Si deve evitare di ridurre la liturgia a una teatralità. Troppe volte si celebra la liturgia per mettere in mostra se stessi, quando noi siamo soltanto strumenti della Grazia di Dio e dello Spirito Santo, che opera attraverso di noi per la crescita e il bene dei fedeli. Dobbiamo impegnarci sempre di più affinché i christifideles laici partecipino attivamente alla vita liturgica. C’è bisogno di questa iniziazione alla vita liturgica. Siamo stati abituati a partecipare da spettatori della liturgia, ad assistere alla liturgia, come fosse uno spettacolo religioso o devozionale. Invece dobbiamo recuperare il vero senso della actuosa participatio che la Sacrosanctum Concilium ha sottolineato, poiché la liturgia è Storia della Salvezza in atto, è realizzazione del mysterium salutis, è la salvezza che avviene qui e ora, hic et nunc, attraverso la celebrazione. Dunque è necessario educare il popolo al senso della preghiera e dell’ascolto, alla centralità della Parola di Dio, anche con una predicazione, un’omiletica che aiutino davvero il Popolo di Dio ad entrare nel senso spirituale e profondo dei testi sacri, attualizzandoli nell’oggi, altrimenti faremmo solo archeologia biblica e liturgica.
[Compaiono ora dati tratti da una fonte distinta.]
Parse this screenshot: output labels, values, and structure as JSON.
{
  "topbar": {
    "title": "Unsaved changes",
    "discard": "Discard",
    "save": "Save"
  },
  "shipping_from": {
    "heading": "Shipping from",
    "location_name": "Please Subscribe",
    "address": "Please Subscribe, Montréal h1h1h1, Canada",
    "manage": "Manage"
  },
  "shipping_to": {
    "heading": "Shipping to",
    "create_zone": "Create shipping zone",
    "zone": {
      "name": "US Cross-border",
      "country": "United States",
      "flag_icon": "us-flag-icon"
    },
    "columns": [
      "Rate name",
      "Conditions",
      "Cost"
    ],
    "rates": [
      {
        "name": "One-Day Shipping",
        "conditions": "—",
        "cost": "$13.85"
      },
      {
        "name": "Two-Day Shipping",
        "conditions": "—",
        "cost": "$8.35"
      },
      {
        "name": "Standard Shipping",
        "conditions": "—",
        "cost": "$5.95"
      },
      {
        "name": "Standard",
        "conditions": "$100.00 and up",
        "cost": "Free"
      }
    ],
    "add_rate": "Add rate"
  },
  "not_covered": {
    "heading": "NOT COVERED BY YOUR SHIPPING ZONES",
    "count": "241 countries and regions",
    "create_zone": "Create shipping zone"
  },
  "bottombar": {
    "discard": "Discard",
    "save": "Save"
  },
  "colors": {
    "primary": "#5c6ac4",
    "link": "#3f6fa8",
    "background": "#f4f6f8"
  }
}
Secondo lei a cosa è chiamata oggi la parrocchia?
Sono stato impegnato dieci anni nell’insegnamento universitario, quindi ho perso un po’ lo smalto della mia presenza in parrocchia! In questo ultimo anno e mezzo sono stato a Colonnella, dove sono stato accolto in maniera splendida: i parrocchiani mi hanno voluto molto bene e sono dispiaciuti che ora vada via. Ho potuto godere dell’amicizia e della stima di tanta gente. Ora inizio questo nuovo servizio in parrocchia che è famiglia di famiglie, il luogo dove si fa esperienza della comunione, nella diversità delle espressioni, delle spiritualità, dei modi di accogliere il mistero di Dio. La parrocchia deve fare sintesi e il parroco è il ministro della comunione.
Ci potrebbero essere gruppi diversi, con specificità diverse e sensibilità diverse. Possiamo definirli “linguaggi dialettali”: il parroco deve aiutare i cristiani a fare sintesi e a parlare una sola lingua, quella della fede della Chiesa Una, Santa, Cattolica e Apostolica, guidata dal magistero dei suoi Vescovi.
Il parroco dunque è ministro della comunione, tanto è vero che il luogo più espressivo del dirsi e del darsi della Chiesa è l’Eucaristia, che è il momento più alto della vita cristiana. Io vedo la parrocchia soprattutto come luogo di formazione dei laici che purtroppo abbiamo riempiti di belle devozioni, di Madonne apparenti, di rosari, di misticismi, ma forse non li abbiamo accompagnati ad entrare dentro la ricchezza della Parola di Dio e soprattutto della lex celebrandi, cioè la liturgia, che consente di realizzare una vita cristiana incarnata nella storia.